Clathrate Hydrates
Clathrate hydrates are ice-like crystalline structures consisting of water and small non-polar guest molecules that form at high pressures typically above the freezing point of water (T > 273.15 K). The crystalline structures of hydrates consist of regular cages formed by water molecules encaging the guest molecules. The water forming the cages are stabilized via non-covalent hydrogen bonds. Clathrate hydrates of methane are abundant in the regions where the formation conditions occur, such as the ocean floor, the permafrost near the poles, and in some industrial processes. In the oil and gas industry, clathrate hydrates represent a security concern that could potentially cause environmental damages and economical loses. The goal of this project is to understand the fundamental science of hydrate nucleation to design the mechanisms to prevent their formation in industrial applications.
(a) Methane clathrate block embedded in the sediment of hydrate ridge, off Oregon, USA (source: Wikipedia). (b) Clathrate hydrate cage from molecular dynamics simulations.
Nucleation of Methane Hydrates at Moderate Subcooling by Molecular Dynamics Simulations
J. Phys. Chem. C 2014, 118, 21, 11310–11318
I employed molecular dynamics simulations to uncover the molecular mechanisms of clathrate hydrates nucleation and growth, which are difficult to resolve experimentally. The nucleation of crystals is a rare process difficult to capture in simulations. During nucleation, small nuclei of crystals randomly appear and disappear. To grow into a bulk crystal, the systems must overcome a free energy barrier which occurs when the nuclei are larger than certain critical nucleation radius. I performed the simulations at high methane supersaturation which dramatically reduces the nucleation time and allowed me to simulate nucleation at moderate subcooling. In the simulations, the crystallization initiates from the spontaneous formation of amorphous clusters wherein structures I, II, and other ordered defects emerge (see Figure and movie). I observed that the order of the crystalline structure increases by decreasing the subcooling while the crystalline structures I and II form and coexist at moderately low temperatures.
Snapshots from molecular dynamics simulations showing domains of structures I and II.
Hydrophobic Hydration and the Effect of NaCl Salt in the Adsorption of Hydrocarbons and Surfactants on Clathrate Hydrates
ACS Central Science 2018, 4, 7, 820–831
In the energy industry, clathrate hydrates may form swiftly during hydrocarbon transportation and obstruct the flowlines. The blockage may lead to severe infrastructure damages, economic loses, and casualties. Therefore, hydrate mitigation is necessary and often is performed by means of chemical additives classified as thermodynamic inhibitors (TIs) and low dosage inhibitors (LDIs).

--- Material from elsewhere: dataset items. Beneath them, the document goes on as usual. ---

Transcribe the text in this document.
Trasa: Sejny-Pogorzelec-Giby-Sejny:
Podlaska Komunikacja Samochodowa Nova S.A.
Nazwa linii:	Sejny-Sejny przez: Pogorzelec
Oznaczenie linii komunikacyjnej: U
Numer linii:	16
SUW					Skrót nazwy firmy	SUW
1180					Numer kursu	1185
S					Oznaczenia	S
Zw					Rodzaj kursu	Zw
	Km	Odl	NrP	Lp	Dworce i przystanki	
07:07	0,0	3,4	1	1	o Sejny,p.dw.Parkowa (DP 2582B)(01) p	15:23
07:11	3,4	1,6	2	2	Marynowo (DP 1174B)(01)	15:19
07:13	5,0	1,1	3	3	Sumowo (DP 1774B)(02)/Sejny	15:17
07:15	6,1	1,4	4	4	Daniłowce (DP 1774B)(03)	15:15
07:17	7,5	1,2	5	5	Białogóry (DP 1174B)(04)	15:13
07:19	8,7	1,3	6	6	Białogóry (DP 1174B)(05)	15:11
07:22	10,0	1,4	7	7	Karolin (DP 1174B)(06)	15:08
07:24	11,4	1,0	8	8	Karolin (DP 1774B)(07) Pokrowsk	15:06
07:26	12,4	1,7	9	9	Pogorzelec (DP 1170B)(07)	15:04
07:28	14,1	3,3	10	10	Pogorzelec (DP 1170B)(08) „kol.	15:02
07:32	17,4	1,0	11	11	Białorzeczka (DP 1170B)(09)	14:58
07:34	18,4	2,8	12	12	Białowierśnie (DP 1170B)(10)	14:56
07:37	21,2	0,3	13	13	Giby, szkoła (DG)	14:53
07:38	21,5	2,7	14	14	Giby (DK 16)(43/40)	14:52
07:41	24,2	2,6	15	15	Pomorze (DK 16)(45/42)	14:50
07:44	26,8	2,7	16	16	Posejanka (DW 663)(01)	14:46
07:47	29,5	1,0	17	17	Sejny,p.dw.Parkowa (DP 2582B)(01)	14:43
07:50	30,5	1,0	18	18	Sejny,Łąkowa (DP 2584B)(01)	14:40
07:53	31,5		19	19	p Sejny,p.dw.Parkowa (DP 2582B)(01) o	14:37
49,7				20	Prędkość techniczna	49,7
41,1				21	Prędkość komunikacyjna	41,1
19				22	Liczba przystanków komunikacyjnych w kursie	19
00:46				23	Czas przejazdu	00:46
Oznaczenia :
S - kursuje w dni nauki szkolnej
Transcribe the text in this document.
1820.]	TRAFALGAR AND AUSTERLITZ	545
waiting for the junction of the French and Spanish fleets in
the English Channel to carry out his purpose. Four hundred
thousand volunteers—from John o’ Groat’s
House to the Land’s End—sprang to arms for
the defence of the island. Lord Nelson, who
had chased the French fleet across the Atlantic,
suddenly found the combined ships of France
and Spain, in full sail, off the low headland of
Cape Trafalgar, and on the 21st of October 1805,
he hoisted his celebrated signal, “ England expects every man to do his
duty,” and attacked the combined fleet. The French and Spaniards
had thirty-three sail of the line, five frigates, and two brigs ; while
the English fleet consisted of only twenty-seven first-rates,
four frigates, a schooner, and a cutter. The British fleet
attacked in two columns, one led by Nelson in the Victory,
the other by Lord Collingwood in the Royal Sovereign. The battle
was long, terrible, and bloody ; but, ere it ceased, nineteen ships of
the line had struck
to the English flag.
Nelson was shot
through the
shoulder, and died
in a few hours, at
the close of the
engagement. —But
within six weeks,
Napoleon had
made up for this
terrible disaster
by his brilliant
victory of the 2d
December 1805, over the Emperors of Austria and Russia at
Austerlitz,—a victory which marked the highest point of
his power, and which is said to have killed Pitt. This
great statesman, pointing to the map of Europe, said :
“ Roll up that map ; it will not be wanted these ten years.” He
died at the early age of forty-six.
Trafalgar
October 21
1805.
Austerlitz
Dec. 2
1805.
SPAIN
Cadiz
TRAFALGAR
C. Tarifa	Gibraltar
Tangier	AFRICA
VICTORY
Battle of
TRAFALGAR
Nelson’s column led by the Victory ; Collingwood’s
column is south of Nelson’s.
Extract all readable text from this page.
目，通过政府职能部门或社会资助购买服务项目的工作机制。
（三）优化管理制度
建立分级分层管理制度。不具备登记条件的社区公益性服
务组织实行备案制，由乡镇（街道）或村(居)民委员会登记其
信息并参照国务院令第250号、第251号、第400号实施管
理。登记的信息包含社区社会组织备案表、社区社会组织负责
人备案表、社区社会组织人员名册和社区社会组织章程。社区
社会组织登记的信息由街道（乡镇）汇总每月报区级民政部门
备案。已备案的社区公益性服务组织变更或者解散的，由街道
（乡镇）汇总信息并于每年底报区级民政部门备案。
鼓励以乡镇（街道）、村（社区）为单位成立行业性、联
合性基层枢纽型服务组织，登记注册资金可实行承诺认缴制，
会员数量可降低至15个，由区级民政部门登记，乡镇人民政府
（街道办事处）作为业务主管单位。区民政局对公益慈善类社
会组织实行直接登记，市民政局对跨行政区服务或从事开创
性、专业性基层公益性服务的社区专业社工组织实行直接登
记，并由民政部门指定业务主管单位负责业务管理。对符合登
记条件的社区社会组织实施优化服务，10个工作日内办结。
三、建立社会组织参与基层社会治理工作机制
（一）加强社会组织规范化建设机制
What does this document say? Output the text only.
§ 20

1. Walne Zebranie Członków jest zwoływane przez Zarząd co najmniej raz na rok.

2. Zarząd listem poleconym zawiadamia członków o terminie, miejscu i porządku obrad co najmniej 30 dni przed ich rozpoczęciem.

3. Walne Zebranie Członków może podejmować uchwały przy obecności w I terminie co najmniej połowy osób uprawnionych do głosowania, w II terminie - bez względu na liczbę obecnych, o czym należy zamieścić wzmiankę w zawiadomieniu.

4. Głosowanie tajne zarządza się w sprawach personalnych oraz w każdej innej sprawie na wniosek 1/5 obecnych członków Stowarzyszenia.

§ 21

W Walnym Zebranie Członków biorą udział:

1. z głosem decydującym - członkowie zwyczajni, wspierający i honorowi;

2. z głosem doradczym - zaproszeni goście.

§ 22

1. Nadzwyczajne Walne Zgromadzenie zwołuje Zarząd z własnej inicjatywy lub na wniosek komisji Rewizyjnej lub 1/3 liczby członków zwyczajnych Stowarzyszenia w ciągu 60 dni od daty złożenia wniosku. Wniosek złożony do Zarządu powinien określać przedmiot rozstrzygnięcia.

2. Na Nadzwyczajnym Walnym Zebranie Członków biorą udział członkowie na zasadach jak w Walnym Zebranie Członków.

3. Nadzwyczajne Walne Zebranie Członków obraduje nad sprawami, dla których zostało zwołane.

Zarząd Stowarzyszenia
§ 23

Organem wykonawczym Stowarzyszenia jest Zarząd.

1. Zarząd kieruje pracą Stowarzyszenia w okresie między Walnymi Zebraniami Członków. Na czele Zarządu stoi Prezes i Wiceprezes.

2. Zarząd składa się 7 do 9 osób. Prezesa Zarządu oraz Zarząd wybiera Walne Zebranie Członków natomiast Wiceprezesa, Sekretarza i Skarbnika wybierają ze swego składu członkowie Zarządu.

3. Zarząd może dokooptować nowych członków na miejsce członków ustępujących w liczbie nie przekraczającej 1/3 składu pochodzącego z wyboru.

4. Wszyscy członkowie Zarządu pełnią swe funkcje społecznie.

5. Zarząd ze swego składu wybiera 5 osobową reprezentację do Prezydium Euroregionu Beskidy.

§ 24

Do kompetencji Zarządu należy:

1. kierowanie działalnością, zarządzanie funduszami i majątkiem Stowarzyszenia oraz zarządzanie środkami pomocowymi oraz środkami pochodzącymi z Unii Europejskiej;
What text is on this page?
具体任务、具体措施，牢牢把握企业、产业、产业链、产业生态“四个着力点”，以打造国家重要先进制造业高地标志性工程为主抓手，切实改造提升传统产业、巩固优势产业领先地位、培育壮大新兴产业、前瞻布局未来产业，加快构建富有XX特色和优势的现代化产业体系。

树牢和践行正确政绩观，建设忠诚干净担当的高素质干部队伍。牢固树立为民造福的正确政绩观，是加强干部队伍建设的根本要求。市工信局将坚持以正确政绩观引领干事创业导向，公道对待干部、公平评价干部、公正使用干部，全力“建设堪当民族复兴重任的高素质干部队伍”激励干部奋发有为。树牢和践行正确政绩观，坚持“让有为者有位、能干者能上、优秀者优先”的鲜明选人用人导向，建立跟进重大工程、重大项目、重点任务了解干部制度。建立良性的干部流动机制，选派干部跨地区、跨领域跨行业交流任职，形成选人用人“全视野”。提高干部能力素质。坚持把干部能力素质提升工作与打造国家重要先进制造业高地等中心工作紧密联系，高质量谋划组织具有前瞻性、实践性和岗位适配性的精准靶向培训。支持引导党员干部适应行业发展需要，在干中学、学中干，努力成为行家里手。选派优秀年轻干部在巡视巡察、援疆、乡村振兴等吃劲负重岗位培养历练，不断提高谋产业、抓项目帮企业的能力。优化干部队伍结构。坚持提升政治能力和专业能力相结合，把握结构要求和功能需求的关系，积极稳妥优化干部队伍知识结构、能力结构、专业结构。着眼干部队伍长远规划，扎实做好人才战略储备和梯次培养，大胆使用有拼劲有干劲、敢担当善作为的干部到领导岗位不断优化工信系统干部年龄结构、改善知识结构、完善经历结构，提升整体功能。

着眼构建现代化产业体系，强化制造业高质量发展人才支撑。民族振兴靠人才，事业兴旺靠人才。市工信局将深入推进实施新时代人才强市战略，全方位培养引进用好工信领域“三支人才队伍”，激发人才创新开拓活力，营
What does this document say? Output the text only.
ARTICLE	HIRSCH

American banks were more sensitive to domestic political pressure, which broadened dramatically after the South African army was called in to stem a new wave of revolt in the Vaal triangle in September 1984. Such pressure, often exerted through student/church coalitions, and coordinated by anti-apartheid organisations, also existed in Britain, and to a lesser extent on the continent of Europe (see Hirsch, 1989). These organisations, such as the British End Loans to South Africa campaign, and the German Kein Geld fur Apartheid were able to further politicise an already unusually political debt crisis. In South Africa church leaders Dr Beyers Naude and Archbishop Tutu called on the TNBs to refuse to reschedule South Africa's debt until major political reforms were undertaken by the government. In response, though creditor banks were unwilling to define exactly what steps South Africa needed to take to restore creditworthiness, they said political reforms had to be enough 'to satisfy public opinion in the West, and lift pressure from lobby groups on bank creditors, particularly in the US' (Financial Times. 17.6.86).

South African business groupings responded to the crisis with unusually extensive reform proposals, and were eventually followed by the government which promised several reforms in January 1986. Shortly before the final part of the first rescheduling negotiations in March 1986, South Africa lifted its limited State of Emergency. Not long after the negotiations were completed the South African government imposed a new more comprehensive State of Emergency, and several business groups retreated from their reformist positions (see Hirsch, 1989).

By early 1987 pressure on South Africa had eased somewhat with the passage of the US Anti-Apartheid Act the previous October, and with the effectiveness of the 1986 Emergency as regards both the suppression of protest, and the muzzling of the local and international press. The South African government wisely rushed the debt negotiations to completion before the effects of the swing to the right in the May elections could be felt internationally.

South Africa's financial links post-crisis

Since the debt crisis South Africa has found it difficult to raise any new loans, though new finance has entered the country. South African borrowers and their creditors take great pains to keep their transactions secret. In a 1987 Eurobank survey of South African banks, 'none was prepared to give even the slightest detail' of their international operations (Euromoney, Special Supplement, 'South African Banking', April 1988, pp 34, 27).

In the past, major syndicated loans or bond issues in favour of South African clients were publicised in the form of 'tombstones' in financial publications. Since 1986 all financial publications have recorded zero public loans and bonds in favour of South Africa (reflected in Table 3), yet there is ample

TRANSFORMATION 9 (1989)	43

The adsorption of functional molecules on the surface of hydrates is necessary to develop hydrate inhibitors. The goal of this project is to understand the fundamental science to design the mechanisms to prevent the formation of clathrate hydrates in industrial applications. I used molecular dynamics simulations to investigate the adsorption of hydrophobic, polar, and ionic molecules on the surface of clathrate hydrates and I found a strong connection between the water ordering around solutes in bulk and the affinity for the hydrates surface. I distinguished two types of water ordering around solutes: (i) hydrophobic hydration where water molecules form a hydrogen bond network similar to clathrate hydrates, and (ii) ionic hydration where water molecules align according to the polarity of an ionic group. Surprisingly, the hydrophobic groups are the ones that better adsorb on the surface of hydrates.